GAG-degrading bacteria isolated from human gut microbiota

Two GAG-degrading bacteria termed strains H57 and H59 were isolated from human faeces by anaerobic enrichment cultivation using GAG-included plates. Degradation of GAGs (heparin, chondroitin sulfate C and hyaluronan) was further investigated by a plate assay for halo (clear zone) detection¹² (Fig. 3). GAG-degrading Pedobacter heparinus used as a positive control formed halos on all the three plates containing the GAGs tested here, while no GAG degradation by E. coli used as a negative control was observed. Strain H57 and H59 cells were found to degrade heparin and hyaluronan, and a faint halo was observed on the chondroitin sulfate C plate with strain H57 cells. On the basis of the 16S rRNA sequence analysis, both strains H57 and H59 were identified as members of the probiotic Enterococcus faecium¹³, while this species is also known to be an opportunistic pathogen¹⁴.

Since strains H57 and H59 were a first example of enterococci degrading GAGs, strain H57 was subjected to the draft genome sequence analysis. The total coding length of the whole H57 genome was 2,583,114, and its reads were assembled into 108 contigs. Each contig was designed as NODE_1 to 173 in the GenBanK/EMBL/DDBJ databases (Table S1). The key enzyme UGL for GAG degradation was encoded in NODE_71, and putative genes coding for NagE (PTS, N-acetylglucosamine-specific EIICBA components) and metabolic enzymes (KduI, KduD, KdgK, and KdgA) of α-keto acid (DHU) were included in NODE_35 and 92, respectively (Fig. 1E).

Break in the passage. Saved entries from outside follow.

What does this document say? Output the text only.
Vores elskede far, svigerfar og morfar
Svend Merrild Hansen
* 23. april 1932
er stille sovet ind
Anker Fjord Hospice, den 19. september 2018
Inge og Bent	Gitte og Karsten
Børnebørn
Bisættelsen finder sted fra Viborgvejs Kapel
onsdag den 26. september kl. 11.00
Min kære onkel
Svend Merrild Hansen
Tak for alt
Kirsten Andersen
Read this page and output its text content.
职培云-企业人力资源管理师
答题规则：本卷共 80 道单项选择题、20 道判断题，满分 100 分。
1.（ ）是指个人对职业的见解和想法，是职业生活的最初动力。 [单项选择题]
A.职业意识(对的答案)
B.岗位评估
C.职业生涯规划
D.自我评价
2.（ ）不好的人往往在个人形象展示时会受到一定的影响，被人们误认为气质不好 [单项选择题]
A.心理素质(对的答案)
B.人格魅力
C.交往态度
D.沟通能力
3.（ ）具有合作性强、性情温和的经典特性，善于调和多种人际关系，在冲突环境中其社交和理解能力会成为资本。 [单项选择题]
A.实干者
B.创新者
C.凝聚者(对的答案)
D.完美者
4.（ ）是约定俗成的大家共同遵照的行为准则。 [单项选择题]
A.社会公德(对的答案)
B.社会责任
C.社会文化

Degradation and metabolism of GAGs by probiotics

Distinct from pathogens such as streptococci and clostridia, the probiotic strains H57 and H59 were found to degrade GAGs and some typical probiotics including Enterococcus, Lactobacillus, and Bifidobacterium (Table 1) were also subjected to the plate assay for GAG degradation (Fig. 3). Heparin was degraded by Enterococcus faecalis, Lactobacillus animalis, Lactobacillus casei, Lactobacillus casei subsp. casei, Lactobacillus casei subsp. rhamnosus, Lactobacillus pantheris, Lactobacillus paracasei subsp. paracasei and Lactobacillus rhamnosus. In addition to heparin, L. casei and L. pantheris seemed to slightly degrade chondroitin sulfate C. Degradation of any GAGs was hardly detected by the following probiotics: Lactobacillus acidophilus, Lactobacillus aviarius subsp. aviarius, Lactobacillus brevis, Lactobacillus parabuchneri, Lactobacillus paracasei subsp. torelans, Lactobacillus reuteri, Lactobacillus saerimneri and Bifidobacterium bifidum.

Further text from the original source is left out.